SIP has to include the IP address of the RTP destination in it's payload. As such, you can't use SIP cleanly across NAT unless the NAT box knows to proxy the SIP and edit the payload (very messy).
Well, VOIP is not my area of expertise, but Vonage is using SIP and we have some of our engineers who are using our internal VOIP/SIP network behind a NAT device.
In any case, Vonage aside, lots of things that the average user will eventually consider useful are broken by NAT and NAT is an unnecessary ugliness in most places where it is used.

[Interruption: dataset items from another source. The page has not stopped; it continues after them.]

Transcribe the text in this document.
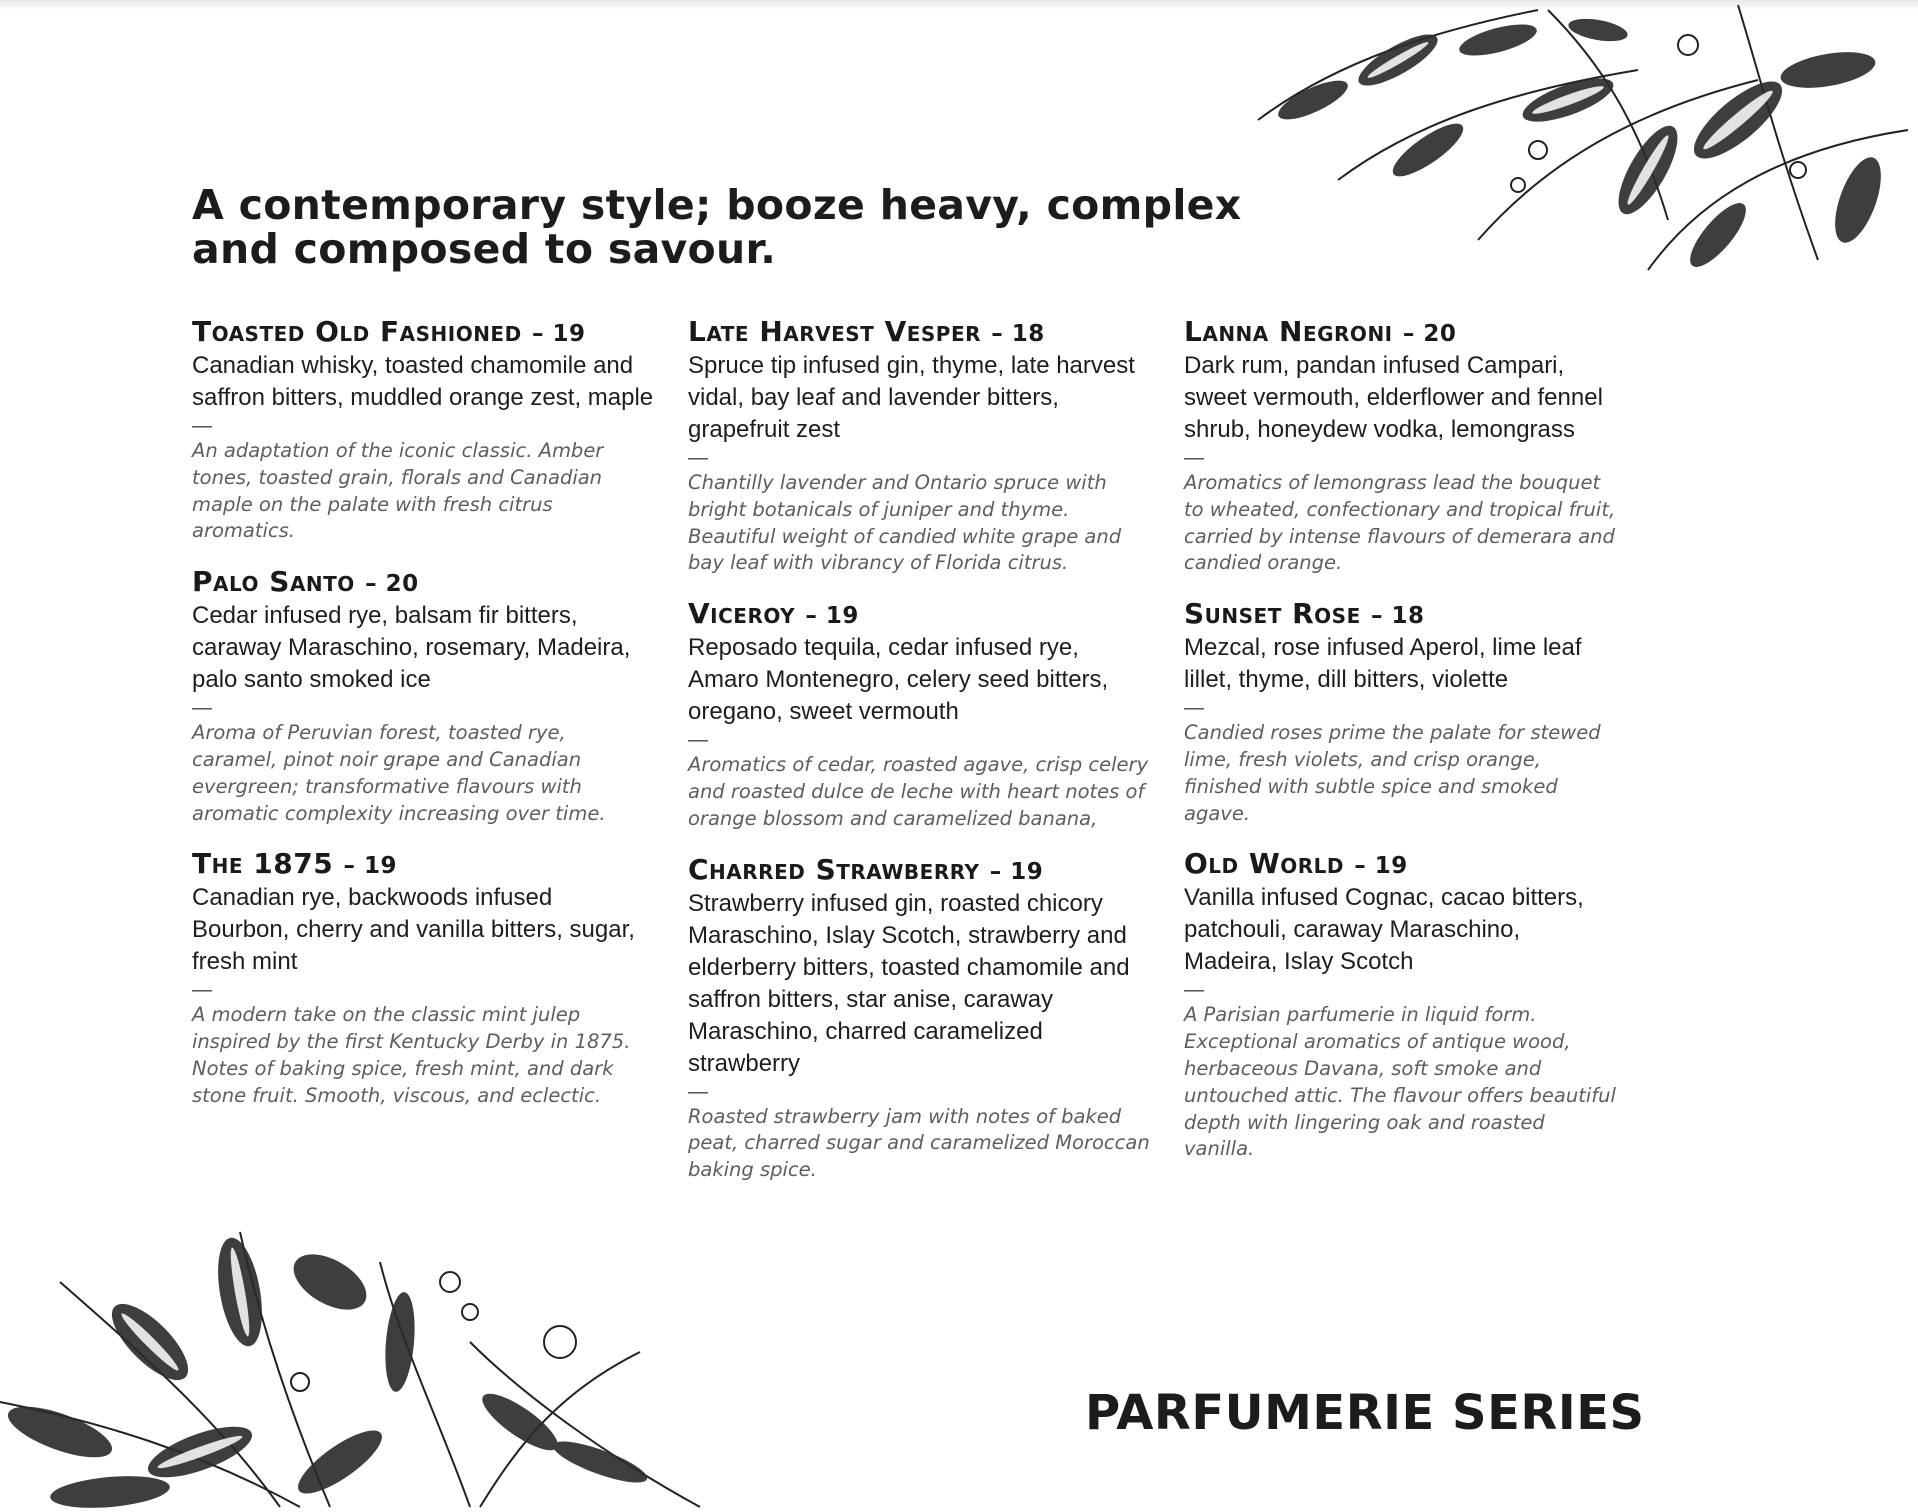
A contemporary style; booze heavy, complex and composed to savour.
Toasted Old Fashioned – 19
Canadian whisky, toasted chamomile and saffron bitters, muddled orange zest, maple
—
An adaptation of the iconic classic. Amber tones, toasted grain, florals and Canadian maple on the palate with fresh citrus aromatics.
Palo Santo – 20
Cedar infused rye, balsam fir bitters, caraway Maraschino, rosemary, Madeira, palo santo smoked ice
—
Aroma of Peruvian forest, toasted rye, caramel, pinot noir grape and Canadian evergreen; transformative flavours with aromatic complexity increasing over time.
The 1875 – 19
Canadian rye, backwoods infused Bourbon, cherry and vanilla bitters, sugar, fresh mint
—
A modern take on the classic mint julep inspired by the first Kentucky Derby in 1875. Notes of baking spice, fresh mint, and dark stone fruit. Smooth, viscous, and eclectic.
Late Harvest Vesper – 18
Spruce tip infused gin, thyme, late harvest vidal, bay leaf and lavender bitters, grapefruit zest
—
Chantilly lavender and Ontario spruce with bright botanicals of juniper and thyme. Beautiful weight of candied white grape and bay leaf with vibrancy of Florida citrus.
Viceroy – 19
Reposado tequila, cedar infused rye, Amaro Montenegro, celery seed bitters, oregano, sweet vermouth
—
Aromatics of cedar, roasted agave, crisp celery and roasted dulce de leche with heart notes of orange blossom and caramelized banana,
Charred Strawberry – 19
Strawberry infused gin, roasted chicory Maraschino, Islay Scotch, strawberry and elderberry bitters, toasted chamomile and saffron bitters, star anise, caraway Maraschino, charred caramelized strawberry
—
Roasted strawberry jam with notes of baked peat, charred sugar and caramelized Moroccan baking spice.
Lanna Negroni – 20
Dark rum, pandan infused Campari, sweet vermouth, elderflower and fennel shrub, honeydew vodka, lemongrass
—
Aromatics of lemongrass lead the bouquet to wheated, confectionary and tropical fruit, carried by intense flavours of demerara and candied orange.
Sunset Rose – 18
Mezcal, rose infused Aperol, lime leaf lillet, thyme, dill bitters, violette
—
Candied roses prime the palate for stewed lime, fresh violets, and crisp orange, finished with subtle spice and smoked agave.
Old World – 19
Vanilla infused Cognac, cacao bitters, patchouli, caraway Maraschino, Madeira, Islay Scotch
—
A Parisian parfumerie in liquid form. Exceptional aromatics of antique wood, herbaceous Davana, soft smoke and untouched attic. The flavour offers beautiful depth with lingering oak and roasted vanilla.
PARFUMERIE SERIES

It should _NOT_ be encouraged.
Owen
--On Saturday, November 1, 2003 11:33 AM -0600 Shawn Morris <shawn@smorris.com> wrote:
Owen DeLong wrote:
If you are telling me that Joe User will never use VOIP, then you are somking from a different internet hooka than the folks at Vonage. I don't know which of you is right, but, I know Vonage has enough customers to say that at least some number of Joe User's are using SIP and RTP which are among the protocols broken by NAT. Next?
Vonage's SIP implementation is not broken by NAT and in fact Vonage recommends that you purchase a SOHO router that does NAT.
Owen
-- If it wasn't signed, it probably didn't come from me.